In his farewell speech President Carter addressed himself, first and foremost , to "the threat of nuclear destruction." Thirty-five years after Hiroshima, he said, "the danger is becoming greater" and "it may only be a matter of time before madness, desperation, greed or miscalculation lets loose that terrible force."
He noted that a nuclear war in the '80s would last only half a day.Yet "more destructive power than in all of World War II would be unleashed every second for the long afternoon it would take for all the missiles and bombs to fall." And more people -- most of them civilians, of course -- would be "killed in the first few hours than in all the wars of history put together."

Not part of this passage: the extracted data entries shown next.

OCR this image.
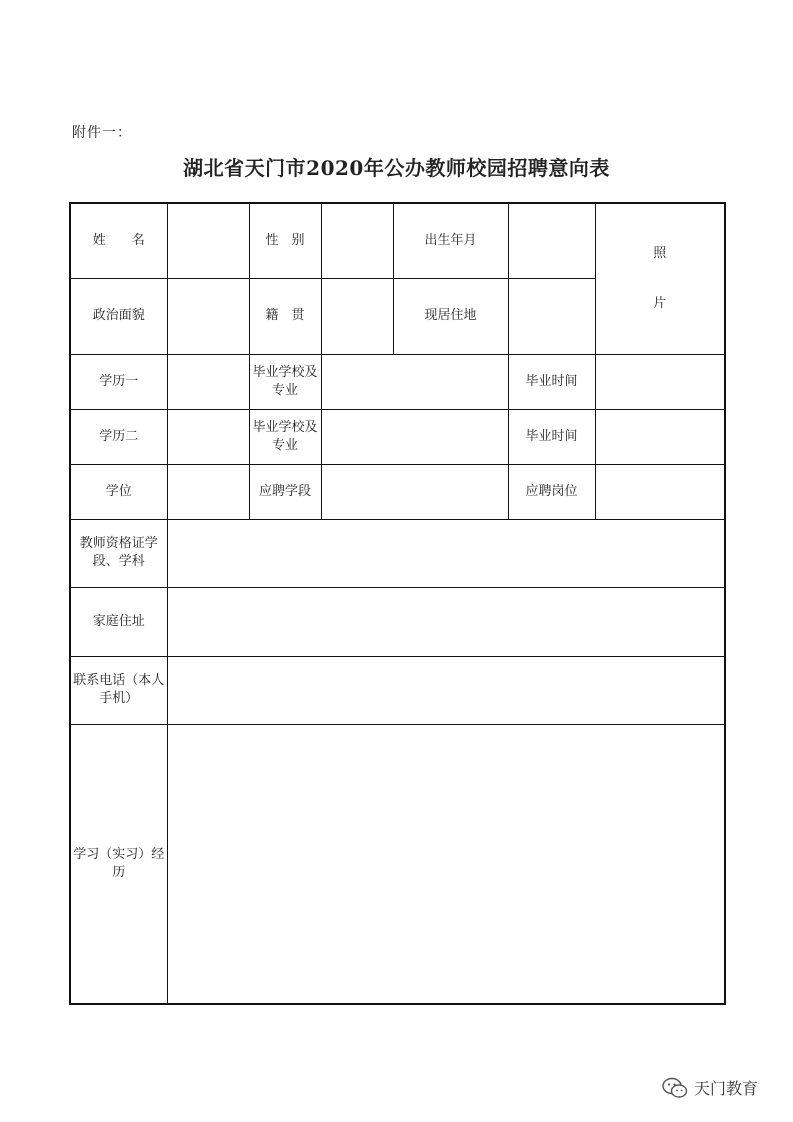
附件一：
湖北省天门市2020年公办教师校园招聘意向表
姓　　名		性　别		出生年月		照
片

政治面貌		籍　贯		现居住地		
学历一		毕业学校及专业			毕业时间	
学历二		毕业学校及专业			毕业时间	
学位		应聘学段			应聘岗位	
教师资格证学段、学科						
家庭住址						
联系电话（本人手机）						
学习（实习）经历						
天门教育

Mr. Carter concluded: "The survivors, if any, would live in despair amid the poisoned ruins of a civilization that had committed suicide."

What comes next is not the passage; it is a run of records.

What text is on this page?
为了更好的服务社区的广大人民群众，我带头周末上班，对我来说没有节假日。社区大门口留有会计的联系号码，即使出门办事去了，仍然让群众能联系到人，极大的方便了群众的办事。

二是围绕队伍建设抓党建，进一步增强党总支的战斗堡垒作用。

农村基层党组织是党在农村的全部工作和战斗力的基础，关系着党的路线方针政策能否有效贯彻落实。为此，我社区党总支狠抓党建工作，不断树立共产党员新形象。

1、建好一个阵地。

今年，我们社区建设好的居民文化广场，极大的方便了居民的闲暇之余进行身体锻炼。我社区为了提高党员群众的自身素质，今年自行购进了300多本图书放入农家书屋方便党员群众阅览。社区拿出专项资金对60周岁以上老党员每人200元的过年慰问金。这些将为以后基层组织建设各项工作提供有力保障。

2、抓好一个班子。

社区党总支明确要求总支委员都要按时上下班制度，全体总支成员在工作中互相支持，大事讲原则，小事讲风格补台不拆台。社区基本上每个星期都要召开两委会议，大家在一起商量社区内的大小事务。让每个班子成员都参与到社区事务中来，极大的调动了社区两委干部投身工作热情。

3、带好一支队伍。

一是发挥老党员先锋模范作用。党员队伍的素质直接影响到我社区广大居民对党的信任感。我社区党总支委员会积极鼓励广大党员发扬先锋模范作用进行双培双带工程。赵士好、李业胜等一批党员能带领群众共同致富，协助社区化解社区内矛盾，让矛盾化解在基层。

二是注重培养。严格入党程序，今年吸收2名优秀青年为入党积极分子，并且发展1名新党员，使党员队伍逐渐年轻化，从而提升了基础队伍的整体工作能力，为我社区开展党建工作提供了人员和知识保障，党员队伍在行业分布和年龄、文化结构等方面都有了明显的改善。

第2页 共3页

In farewell speeches one hears the voices of men shaken by a closeup view of power and what power can do.
What a contrast to inauguration speeches! In inauguration speeches Presidents conjure up New Frontiers and hint, as Mr. Carter did, of a populism that will unite leaders and citizens in the promise of national greatness, as of yore.
An incoming President would not be able to say things an exiting President says, even if he wanted to. The new man must maintain the confident, can-do posture expected of a fresh leader. But an incoming President would not want to say those things anyway.
The incoming President -- even when he is older than the going President -- is, by the comparison of experience, a youth, full of the expectations of youth. Still cresting from his election, he feels like a winner. He tastes, mostly, the sweetness of power.
One recalls the first White House days of John Kennedy -- rising early, roaming into the mail room to open letters himself because he simply could not wait, rather like a charming child on Christmas morning with the toy he had always wanted.
After the Bay of Pigs, after the Cuban missile crisis, what would President Kennedy have said in his farewell speech?
Every outgoing President becomes, in a sense, father, passing on power to the next generation with the warning: "It's not as easy, it's not as innocent as you think."
Fathers, as every son knows, are made to be ignored. And, to an extent, sons are right. Fathers can be tired. Fathers can be prematurely despairing -- too fatalistic about defeat.
At the moment, it would be a small act of cruelty to put the beaming face of Ronald Reagan beside the long-distance-runner face of Jimmy Carter.
he mood of farewell speeches goes away, even for the speaker. Eisenhower went back to playing golf. A young man as ex-President go, Mr. Carter may forget his own words and find himself back in the swing of politics-as-usual -- the game whose only object is to throw the other team out and regain possession of the playing field by the Potomac.
Is there no halfway point between exultant newcomer, itching to get his hands on the controls, and weary King Lear, with nightmares of World War III, recoiling from the finger on the button?
Mr. Carter is planning to write a book. A lot of officeholders' memoirs are cautious exercises in self- justification -- flower arrangements at the base of the monument. Perhaps Mr. Carter can break the formula. Perhaps he can tell us what the power of the White House looked like in the beginning and what it looked like at the end and why, in between, a President so often cannot seem to do w hat he wants to do, or ought to do.